The activity of the mammalian DNA transposon piggyBat from Myotis lucifugus is restricted by its own terminal inverted repeat. The activity of the mammalian DNA transposon piggyBat from Myotis lucifugus is restricted by its own terminal inverted repeat

The transposon piggyBat has already been used as a genomic tool for studies in human cells13. Here, through a combination of in vitro DNase I footprinting experiments with cell culture-based transposition assays, we have been able to rationalize the organization of the piggyBat TIRs. Based on this, we solved the cryo-EM structure of the piggyBat pre-synaptic complex at 3.4Å resolution. By combining these results, we discovered that piggyBat's transposition activity in vivo is severely restricted by a transposase binding site on its Left End (LE). Further modifications of the RE and the elimination of N-terminal phosphorylation sites of the transposase and the duplication of C-terminal site-specific DNA domain increased transposition activity by approximately two orders of magnitude relative to wild type.
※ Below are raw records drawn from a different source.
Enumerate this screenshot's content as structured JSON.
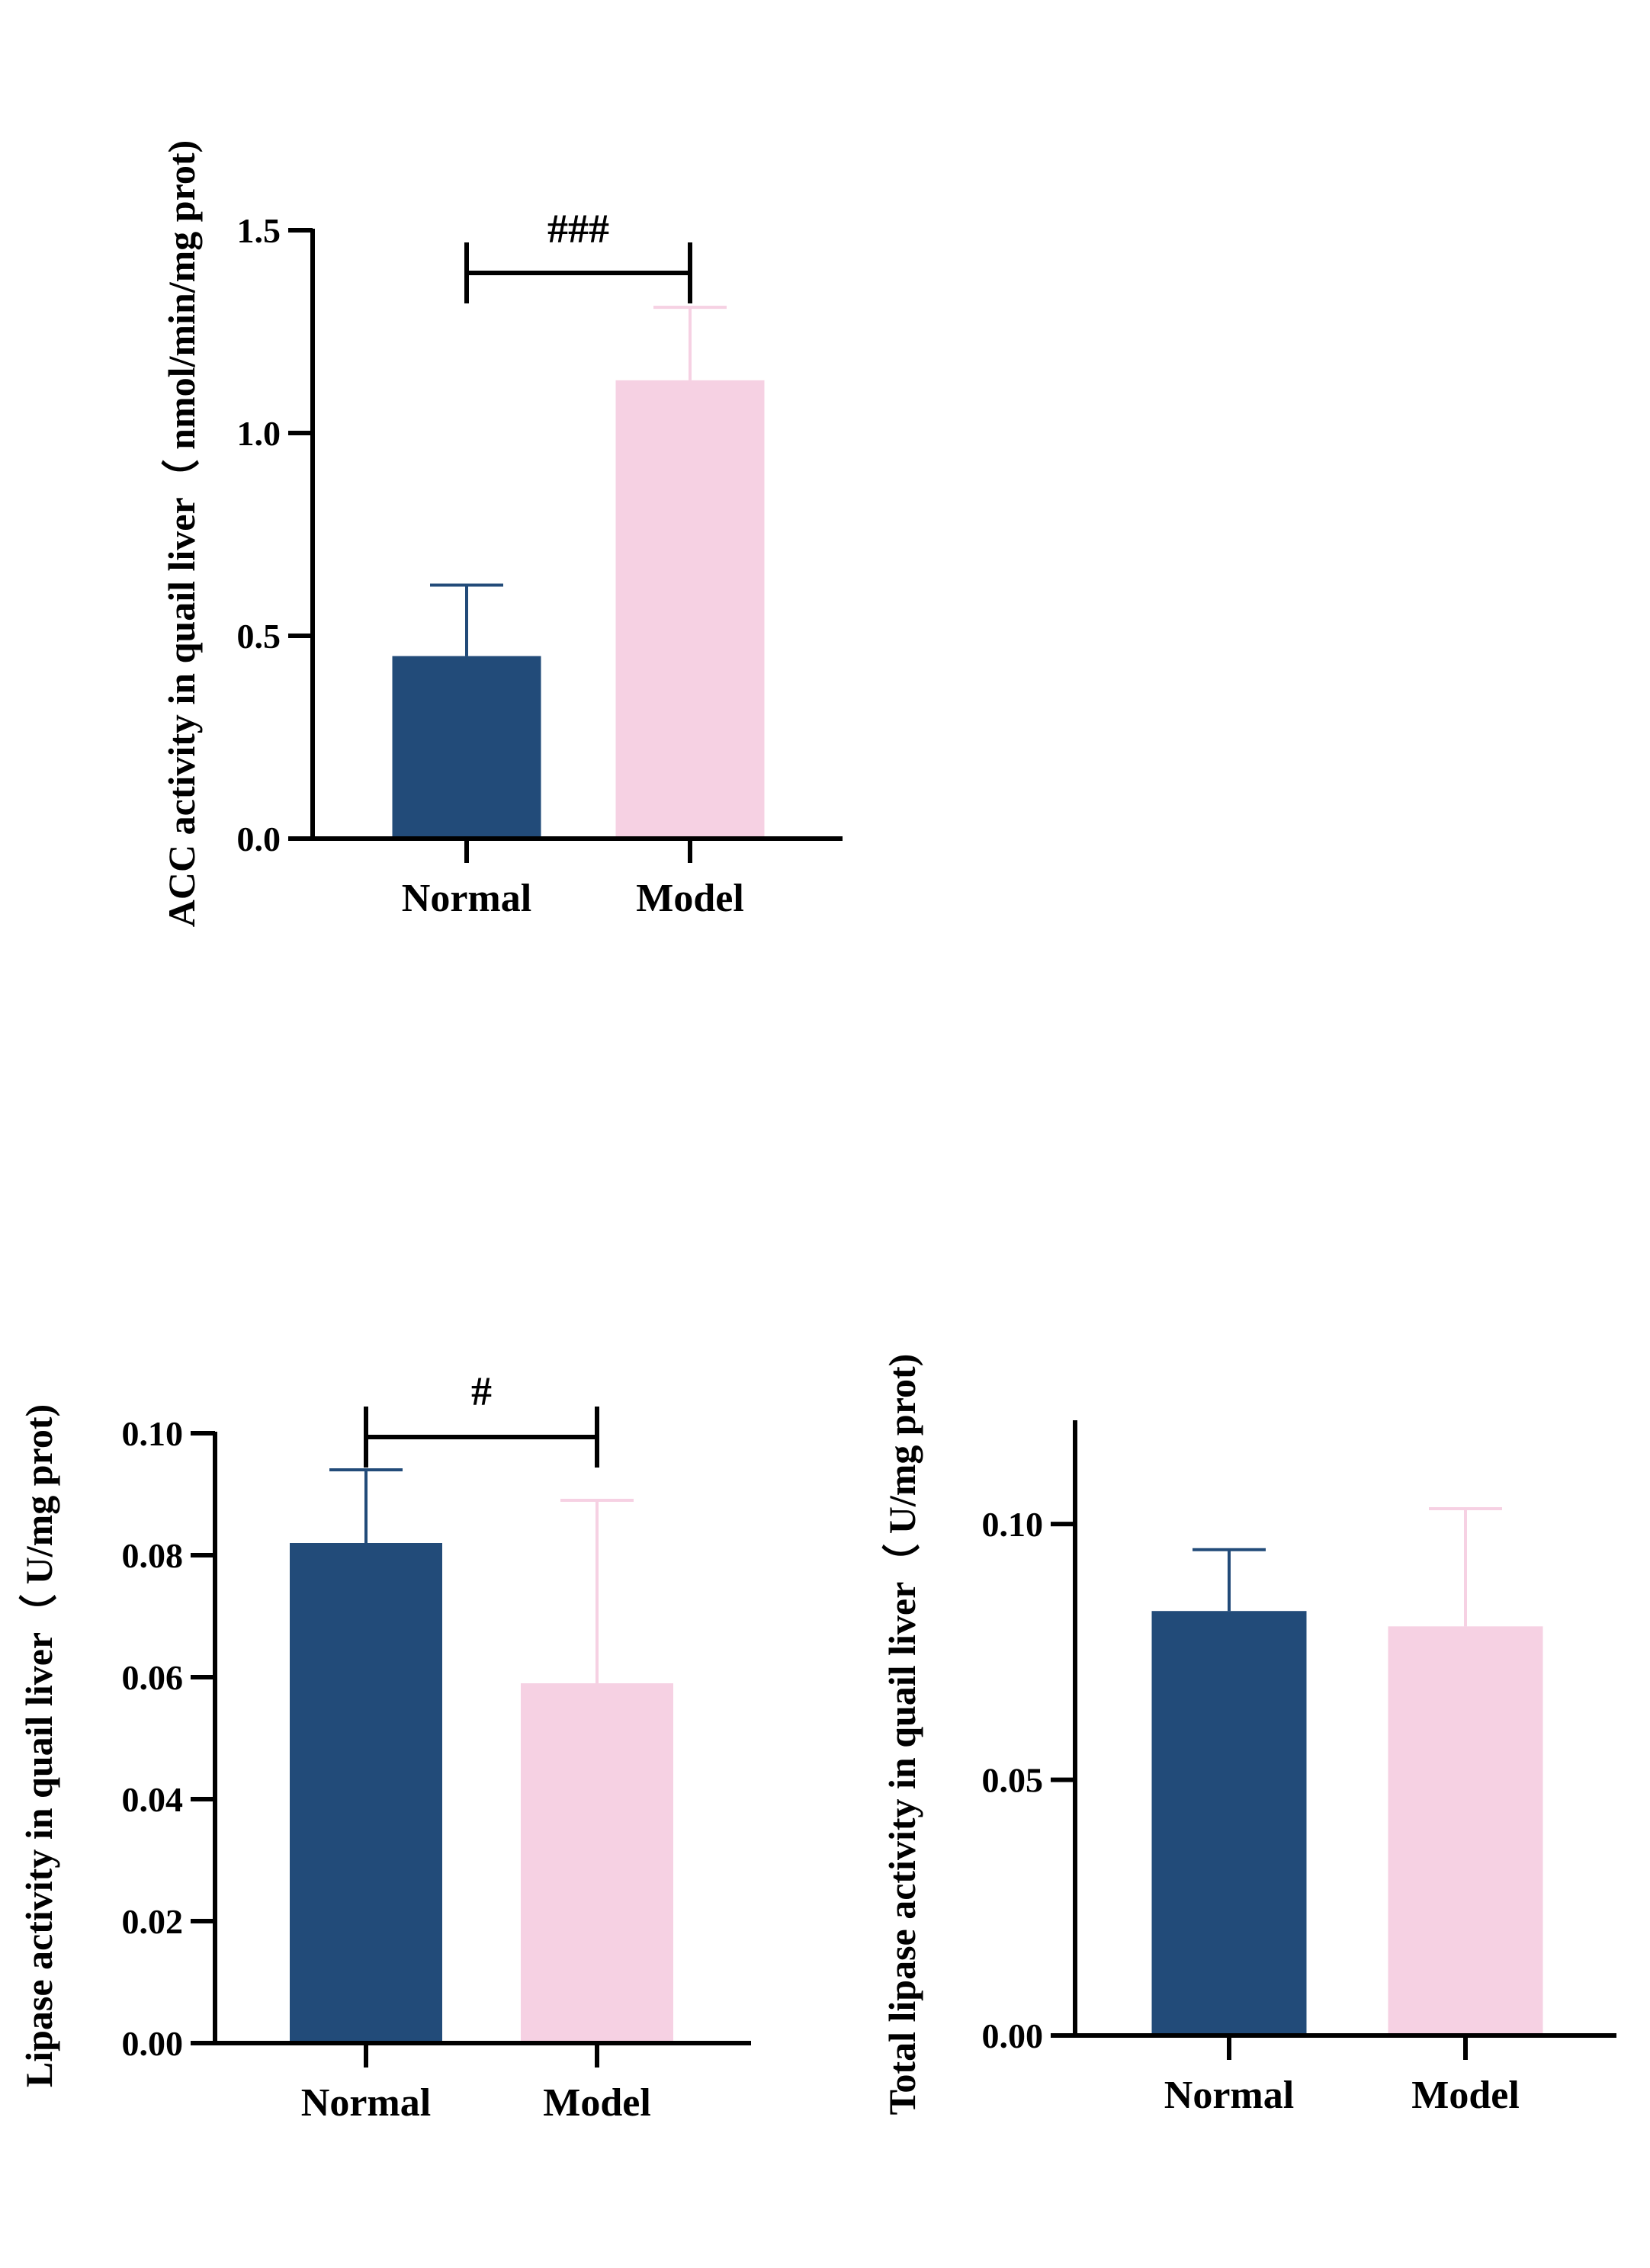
{
  "colors": {
    "normal": "#224b79",
    "model": "#f6d1e3",
    "normal_err": "#224b79",
    "model_err": "#f6d1e3",
    "axis": "#000000"
  },
  "chart_data": [
    {
      "type": "bar",
      "id": "acc",
      "ylabel": "ACC activity in quail liver（ nmol/min/mg prot)",
      "categories": [
        "Normal",
        "Model"
      ],
      "values": [
        0.45,
        1.13
      ],
      "errors": [
        0.175,
        0.18
      ],
      "ylim": [
        0,
        1.5
      ],
      "yticks": [
        0.0,
        0.5,
        1.0,
        1.5
      ],
      "ytick_labels": [
        "0.0",
        "0.5",
        "1.0",
        "1.5"
      ],
      "significance": {
        "label": "###",
        "between": [
          0,
          1
        ]
      }
    },
    {
      "type": "bar",
      "id": "lipase",
      "ylabel": "Lipase activity in quail  liver（ U/mg prot)",
      "categories": [
        "Normal",
        "Model"
      ],
      "values": [
        0.082,
        0.059
      ],
      "errors": [
        0.012,
        0.03
      ],
      "ylim": [
        0,
        0.1
      ],
      "yticks": [
        0.0,
        0.02,
        0.04,
        0.06,
        0.08,
        0.1
      ],
      "ytick_labels": [
        "0.00",
        "0.02",
        "0.04",
        "0.06",
        "0.08",
        "0.10"
      ],
      "significance": {
        "label": "#",
        "between": [
          0,
          1
        ]
      }
    },
    {
      "type": "bar",
      "id": "total-lipase",
      "ylabel": "Total lipase activity in quail liver（ U/mg prot)",
      "categories": [
        "Normal",
        "Model"
      ],
      "values": [
        0.083,
        0.08
      ],
      "errors": [
        0.012,
        0.023
      ],
      "ylim": [
        0,
        0.12
      ],
      "yticks": [
        0.0,
        0.05,
        0.1
      ],
      "ytick_labels": [
        "0.00",
        "0.05",
        "0.10"
      ],
      "significance": null
    }
  ]
}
Taken together, the results indicate a previously unobserved down-regulation of transposon activity by a elongated TIR. The TIR modifications described here lead to a transposition activity increase comparable to the most highly active reported piggyBac version with no detectable change in chromosomal integration fidelity Overall design: To determine the transposition profiles of WT and pBat-4StoA-2xCRD (mutant) transposases genomewide, we established HTC116 cells expressing WT or mutant transposases and carrying a Puromycin-resistance encoding self-reporting transposon cassette carrying a Puromycin-resistance gene. We then performed selective RT-PCR amplification of transcripts carrying the left end (LE) of the pBAT transposon from Puromycin-resistant cells, followed by RNAseq analysis to characterize and compare the transposition insertion site profiles generated by WT and mutant transposases across the HTC116 genome.